Вражеская пропаганда вещает, что «изверги-муллы» чуть ли не силой гнали «несчастных детей» в окопы, но достаточно пообщаться с живыми представителями того поколения, чтобы убедиться: воспитанные в школе Имама Хусейна (мир ему), они рвались на войну сами вопреки протестам родных и учителей, потому что горели революцией, открывающей для них простор возможностей, горели идеей, способной трансформировать регион и весь мир, придав смысл самому их существованию через религиозно-политическое служение Богу и Его проекту. Враги пытаются выставить Исламскую Революцию как акт насилия дряхлых и отсталых стариков над «несчастной молодежью», но на деле эта молодежь также была исламизирована, и она придала исламской революционности такой мощный вектор, драйв и запал, что выстрел прогремел на весь мир, заставив древний геополитический порядок зашататься и рухнуть: заполыхали американские базы, затрясся Тель-Авив, пепел посыпался на головы бессмысленных арабских бюрократов и позолоченных монархов из стран Залива. И для думающей молодежи все это куда более захватывающе, чем тупые конвульсии на мигающих подсветкой танцполах или потребление дурманящего пойла.
Этим мальчикам-басиджам на деле пришлось, однако же, не так легко, как это представлялось в свойственных юности романтических мечтах о войне, подвигах и «погоне в горячей крови».
Вот как об этом вспоминает ветеран Священной Обороны, автор романа «Шахматы с машиной Страшного суда», иранский военный прозаик Хабиб Ахмад-заде: «В первые дни войны мы, молодые добровольцы, представляли ее, как эффектную картинку из фильмов: что-то взрывается, кто-то стреляет, все бегут…Уже через неделю мы поняли, что оборона страны – это серьезное и тяжелое предприятие. Но мы были молодые и все схватывали на лету. Со временем мы хорошо обучились военному делу. Все еще зависит от того, ради чего человек участвует в боевых действиях. За те восемь лет, в течение которых я оборонял Родину, я ни разу не пожалел, что пошел на фронт. Но если бы меня отправили на какую-то другую войну – неправедную, захватническую – я бы не смог там выдержать и пары минут».
Именно поэтому у ветеранов Священной Обороны нет никакой «психотравмы», нет никакого аналога «вьетнамского синдрома» – напротив, они на редкость здоровы душевно, психически устойчивы, целеустремленны, оптимистичны и терпеливы. Не случайно из этого поколения воевавших получились самые умные и эффективные руководители, чьи сформированные войной качества – сообразительность, изобретательность, находчивость – как нельзя помогают Ирану в условиях санкций.

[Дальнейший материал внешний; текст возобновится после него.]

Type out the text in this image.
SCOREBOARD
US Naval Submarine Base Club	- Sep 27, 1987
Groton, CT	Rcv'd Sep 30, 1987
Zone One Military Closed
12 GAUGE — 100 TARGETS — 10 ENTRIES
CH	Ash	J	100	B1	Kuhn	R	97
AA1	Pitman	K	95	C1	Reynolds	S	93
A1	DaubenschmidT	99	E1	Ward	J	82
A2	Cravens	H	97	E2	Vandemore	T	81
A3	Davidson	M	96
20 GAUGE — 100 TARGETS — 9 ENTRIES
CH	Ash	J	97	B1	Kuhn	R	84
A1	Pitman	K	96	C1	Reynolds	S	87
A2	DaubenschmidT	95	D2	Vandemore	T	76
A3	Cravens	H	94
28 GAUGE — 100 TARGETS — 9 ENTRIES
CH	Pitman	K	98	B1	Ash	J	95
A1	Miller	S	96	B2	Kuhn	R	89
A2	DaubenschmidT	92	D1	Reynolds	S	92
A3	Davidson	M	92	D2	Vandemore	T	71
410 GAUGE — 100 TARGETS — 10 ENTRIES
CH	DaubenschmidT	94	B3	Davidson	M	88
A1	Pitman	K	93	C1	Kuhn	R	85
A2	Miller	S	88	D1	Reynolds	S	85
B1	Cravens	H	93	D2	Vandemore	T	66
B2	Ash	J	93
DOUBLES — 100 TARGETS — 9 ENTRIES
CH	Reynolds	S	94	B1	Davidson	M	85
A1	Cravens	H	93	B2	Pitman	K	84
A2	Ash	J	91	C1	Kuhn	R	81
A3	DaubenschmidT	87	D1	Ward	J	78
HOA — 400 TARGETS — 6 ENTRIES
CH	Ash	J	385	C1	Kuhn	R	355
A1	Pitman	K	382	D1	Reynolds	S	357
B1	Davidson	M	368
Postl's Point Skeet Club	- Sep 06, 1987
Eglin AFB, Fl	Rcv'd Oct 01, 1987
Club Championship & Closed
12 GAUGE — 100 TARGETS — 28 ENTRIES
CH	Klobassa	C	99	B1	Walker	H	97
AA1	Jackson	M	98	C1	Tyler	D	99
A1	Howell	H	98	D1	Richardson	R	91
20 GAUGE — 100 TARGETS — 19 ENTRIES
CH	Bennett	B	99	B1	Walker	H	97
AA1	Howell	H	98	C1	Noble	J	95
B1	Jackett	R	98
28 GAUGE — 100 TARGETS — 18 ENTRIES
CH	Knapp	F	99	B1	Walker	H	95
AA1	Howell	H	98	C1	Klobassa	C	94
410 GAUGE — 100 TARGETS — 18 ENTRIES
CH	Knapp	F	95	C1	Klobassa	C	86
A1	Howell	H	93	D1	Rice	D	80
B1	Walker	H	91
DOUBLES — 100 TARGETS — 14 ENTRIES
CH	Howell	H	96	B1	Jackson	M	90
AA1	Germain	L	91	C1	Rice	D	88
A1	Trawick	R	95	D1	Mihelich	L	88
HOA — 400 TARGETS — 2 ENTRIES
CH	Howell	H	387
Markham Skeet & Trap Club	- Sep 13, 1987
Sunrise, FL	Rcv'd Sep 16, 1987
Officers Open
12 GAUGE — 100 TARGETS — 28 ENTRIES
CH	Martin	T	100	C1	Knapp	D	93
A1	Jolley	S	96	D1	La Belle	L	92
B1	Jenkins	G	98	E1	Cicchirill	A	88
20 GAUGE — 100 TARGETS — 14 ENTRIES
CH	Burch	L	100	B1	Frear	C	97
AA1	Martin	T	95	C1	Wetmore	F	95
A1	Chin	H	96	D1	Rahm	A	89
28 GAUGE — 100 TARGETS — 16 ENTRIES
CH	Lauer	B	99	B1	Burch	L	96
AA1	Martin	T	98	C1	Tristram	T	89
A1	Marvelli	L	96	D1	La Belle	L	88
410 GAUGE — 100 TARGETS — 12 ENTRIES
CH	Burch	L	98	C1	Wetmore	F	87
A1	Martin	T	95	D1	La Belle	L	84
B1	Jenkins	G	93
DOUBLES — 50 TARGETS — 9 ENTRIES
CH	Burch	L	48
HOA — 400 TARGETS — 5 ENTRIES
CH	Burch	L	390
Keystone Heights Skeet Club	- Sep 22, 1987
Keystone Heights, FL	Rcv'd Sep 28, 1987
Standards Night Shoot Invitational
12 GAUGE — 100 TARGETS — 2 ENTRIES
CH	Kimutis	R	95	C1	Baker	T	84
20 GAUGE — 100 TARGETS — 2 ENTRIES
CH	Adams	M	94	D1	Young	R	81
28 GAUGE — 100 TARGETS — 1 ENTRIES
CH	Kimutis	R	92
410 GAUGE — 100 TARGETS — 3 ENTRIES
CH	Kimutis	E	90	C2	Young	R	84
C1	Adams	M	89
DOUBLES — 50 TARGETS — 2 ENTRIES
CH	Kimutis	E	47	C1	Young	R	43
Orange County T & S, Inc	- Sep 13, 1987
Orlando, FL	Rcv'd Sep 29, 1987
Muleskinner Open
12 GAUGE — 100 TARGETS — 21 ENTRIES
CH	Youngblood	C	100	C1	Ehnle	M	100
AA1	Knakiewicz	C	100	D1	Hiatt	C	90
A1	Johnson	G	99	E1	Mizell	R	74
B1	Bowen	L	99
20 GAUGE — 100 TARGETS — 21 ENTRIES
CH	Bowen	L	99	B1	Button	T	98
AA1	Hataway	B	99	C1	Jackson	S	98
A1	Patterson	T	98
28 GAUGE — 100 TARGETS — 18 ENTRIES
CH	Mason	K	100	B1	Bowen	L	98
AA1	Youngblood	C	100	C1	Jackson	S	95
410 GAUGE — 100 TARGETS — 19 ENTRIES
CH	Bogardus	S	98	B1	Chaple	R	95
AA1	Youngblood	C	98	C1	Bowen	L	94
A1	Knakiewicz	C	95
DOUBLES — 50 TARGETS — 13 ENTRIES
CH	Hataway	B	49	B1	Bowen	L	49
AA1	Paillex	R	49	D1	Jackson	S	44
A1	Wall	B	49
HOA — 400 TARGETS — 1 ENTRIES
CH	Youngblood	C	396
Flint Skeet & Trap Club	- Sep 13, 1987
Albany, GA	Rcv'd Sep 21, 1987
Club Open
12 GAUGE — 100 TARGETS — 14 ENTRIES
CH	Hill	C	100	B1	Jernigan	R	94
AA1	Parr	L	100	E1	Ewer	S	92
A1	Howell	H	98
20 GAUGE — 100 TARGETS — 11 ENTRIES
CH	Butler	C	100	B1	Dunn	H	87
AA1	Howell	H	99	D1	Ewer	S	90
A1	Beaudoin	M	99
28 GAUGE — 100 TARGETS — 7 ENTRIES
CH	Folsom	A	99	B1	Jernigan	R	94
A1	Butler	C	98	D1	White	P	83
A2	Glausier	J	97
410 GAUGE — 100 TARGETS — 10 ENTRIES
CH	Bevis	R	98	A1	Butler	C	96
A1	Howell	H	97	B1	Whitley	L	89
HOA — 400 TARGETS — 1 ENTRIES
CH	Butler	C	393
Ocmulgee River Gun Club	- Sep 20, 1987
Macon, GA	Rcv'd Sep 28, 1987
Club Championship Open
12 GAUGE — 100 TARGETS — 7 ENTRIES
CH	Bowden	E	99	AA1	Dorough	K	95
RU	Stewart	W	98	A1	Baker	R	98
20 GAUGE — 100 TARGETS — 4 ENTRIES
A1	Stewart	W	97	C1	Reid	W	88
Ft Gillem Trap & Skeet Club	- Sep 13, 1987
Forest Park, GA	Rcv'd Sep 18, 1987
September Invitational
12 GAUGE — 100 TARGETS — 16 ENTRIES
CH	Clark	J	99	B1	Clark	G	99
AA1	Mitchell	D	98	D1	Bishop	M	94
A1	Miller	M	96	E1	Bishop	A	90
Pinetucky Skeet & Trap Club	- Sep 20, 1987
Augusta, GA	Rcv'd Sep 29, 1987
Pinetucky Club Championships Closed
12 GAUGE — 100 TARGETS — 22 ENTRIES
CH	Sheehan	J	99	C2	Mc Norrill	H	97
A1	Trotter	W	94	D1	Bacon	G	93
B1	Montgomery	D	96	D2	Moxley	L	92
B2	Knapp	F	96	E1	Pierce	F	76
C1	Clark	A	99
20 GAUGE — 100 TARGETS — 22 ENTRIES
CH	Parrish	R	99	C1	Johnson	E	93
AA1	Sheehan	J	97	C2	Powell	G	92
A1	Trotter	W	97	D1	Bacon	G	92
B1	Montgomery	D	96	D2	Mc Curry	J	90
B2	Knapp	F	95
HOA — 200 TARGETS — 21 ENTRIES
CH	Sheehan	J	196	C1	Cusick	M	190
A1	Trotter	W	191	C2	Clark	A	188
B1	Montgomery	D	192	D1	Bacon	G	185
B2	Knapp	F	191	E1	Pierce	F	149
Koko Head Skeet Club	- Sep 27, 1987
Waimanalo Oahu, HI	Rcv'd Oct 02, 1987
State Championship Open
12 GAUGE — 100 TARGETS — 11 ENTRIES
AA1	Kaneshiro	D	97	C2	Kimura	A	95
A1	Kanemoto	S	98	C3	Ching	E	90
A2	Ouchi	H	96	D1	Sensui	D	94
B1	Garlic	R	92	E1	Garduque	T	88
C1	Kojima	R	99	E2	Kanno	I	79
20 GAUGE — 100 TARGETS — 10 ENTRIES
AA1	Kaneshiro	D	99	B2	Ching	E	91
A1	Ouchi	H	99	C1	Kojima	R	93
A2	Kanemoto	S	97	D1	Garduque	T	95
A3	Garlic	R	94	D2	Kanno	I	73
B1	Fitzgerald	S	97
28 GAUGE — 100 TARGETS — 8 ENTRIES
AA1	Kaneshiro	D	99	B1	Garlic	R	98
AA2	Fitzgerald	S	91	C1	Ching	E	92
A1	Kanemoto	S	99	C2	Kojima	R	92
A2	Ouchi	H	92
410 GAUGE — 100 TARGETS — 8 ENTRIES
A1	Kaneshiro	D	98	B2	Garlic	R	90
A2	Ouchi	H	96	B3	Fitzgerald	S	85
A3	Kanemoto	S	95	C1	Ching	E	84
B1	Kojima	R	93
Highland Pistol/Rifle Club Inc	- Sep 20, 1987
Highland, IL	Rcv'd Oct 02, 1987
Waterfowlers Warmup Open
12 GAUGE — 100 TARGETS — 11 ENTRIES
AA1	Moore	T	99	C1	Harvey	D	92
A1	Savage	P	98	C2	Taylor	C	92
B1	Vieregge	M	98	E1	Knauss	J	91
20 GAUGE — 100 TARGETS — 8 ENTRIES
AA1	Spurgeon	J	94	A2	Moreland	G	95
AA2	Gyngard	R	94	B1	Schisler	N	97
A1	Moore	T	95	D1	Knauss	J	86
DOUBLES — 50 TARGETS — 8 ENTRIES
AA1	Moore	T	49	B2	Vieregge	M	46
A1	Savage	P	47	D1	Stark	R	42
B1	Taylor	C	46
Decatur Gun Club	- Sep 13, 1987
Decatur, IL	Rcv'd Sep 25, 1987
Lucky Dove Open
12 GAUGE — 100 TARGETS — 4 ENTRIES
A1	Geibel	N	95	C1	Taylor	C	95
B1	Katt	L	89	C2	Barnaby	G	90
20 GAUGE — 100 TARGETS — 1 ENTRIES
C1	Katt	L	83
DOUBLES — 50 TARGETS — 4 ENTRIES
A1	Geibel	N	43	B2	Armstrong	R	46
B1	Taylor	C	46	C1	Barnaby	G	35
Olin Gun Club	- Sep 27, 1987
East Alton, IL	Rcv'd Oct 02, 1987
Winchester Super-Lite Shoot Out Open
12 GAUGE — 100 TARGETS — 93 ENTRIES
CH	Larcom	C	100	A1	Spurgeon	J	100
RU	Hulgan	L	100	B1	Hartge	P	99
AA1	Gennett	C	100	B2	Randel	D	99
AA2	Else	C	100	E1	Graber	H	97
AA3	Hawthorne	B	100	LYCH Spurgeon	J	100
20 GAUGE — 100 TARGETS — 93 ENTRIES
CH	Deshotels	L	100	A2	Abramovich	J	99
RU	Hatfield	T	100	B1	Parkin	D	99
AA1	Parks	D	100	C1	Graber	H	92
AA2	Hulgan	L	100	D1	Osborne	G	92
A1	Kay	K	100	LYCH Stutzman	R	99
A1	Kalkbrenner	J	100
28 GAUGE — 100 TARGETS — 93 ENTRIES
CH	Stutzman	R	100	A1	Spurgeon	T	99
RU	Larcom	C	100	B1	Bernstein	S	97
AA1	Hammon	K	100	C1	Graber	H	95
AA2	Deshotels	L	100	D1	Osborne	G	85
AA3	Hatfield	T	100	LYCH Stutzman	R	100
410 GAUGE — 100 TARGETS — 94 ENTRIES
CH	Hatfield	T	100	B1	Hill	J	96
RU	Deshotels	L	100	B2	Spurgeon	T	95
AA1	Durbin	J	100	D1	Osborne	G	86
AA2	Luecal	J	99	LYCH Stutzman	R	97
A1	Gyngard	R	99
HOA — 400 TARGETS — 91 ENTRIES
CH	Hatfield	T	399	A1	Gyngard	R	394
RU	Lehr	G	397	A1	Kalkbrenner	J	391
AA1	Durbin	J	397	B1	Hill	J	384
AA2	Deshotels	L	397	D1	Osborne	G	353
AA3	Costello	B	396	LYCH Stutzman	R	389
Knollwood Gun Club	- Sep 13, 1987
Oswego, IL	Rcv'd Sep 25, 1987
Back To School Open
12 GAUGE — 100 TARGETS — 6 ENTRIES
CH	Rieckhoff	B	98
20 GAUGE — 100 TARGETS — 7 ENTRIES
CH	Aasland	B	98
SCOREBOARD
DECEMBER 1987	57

Вышедшие из окопов, похоронившие молодых товарищей, вернувшиеся на дымящиеся руины, они принялись жадно учиться, оканчивая университет за университетом, набираясь знаний до седин. Именно они подняли страну из нищеты. Именно они запустили развитие наук и технологии. Именно в их среде нормально в 40 лет получить очередную профессию, одновременно работать, учиться в двух вузах и кормить семью. В них столько энергии, столько горения, столько жажды жизни и интереса к миру, что, кажется, их запала хватило бы на 200-300 лет. На их фоне стыдно за нынешнюю сетевую молодежь, которой уже к 30 годам все скучно и все лень, и лишь кривляния в Тик-токе способны ненадолго пробудить у них хоть какие-то живые эмоции.
Им присуща острая, живая жажда знаний. Отвоевав на фронтах Священной Обороны, похоронив юных товарищей, они вернулись за парты – и принялись жадно учиться: сначала один университет, потом другой, потом третий, затем докторантура…Физика, информационные технологии, медицина, биология, психология, культура, исламские религиозные науки – у них широкая сфера интересов. Пропаганда представляет их как узколобых религиозных фанатиков, но на самом деле они интеллектуалы высокого уровня – не комнатные щуплые умники, не державшие ничего тяжелее мышки от компьютера и надышавшиеся пылью из увесистых трудов про сражения, а реальные участники этих сражений – деятельные, практичные, бесстрашные, рисковые, отличные психологи, прекрасно соображающие, как перевести умопостроения в практическую плоскость.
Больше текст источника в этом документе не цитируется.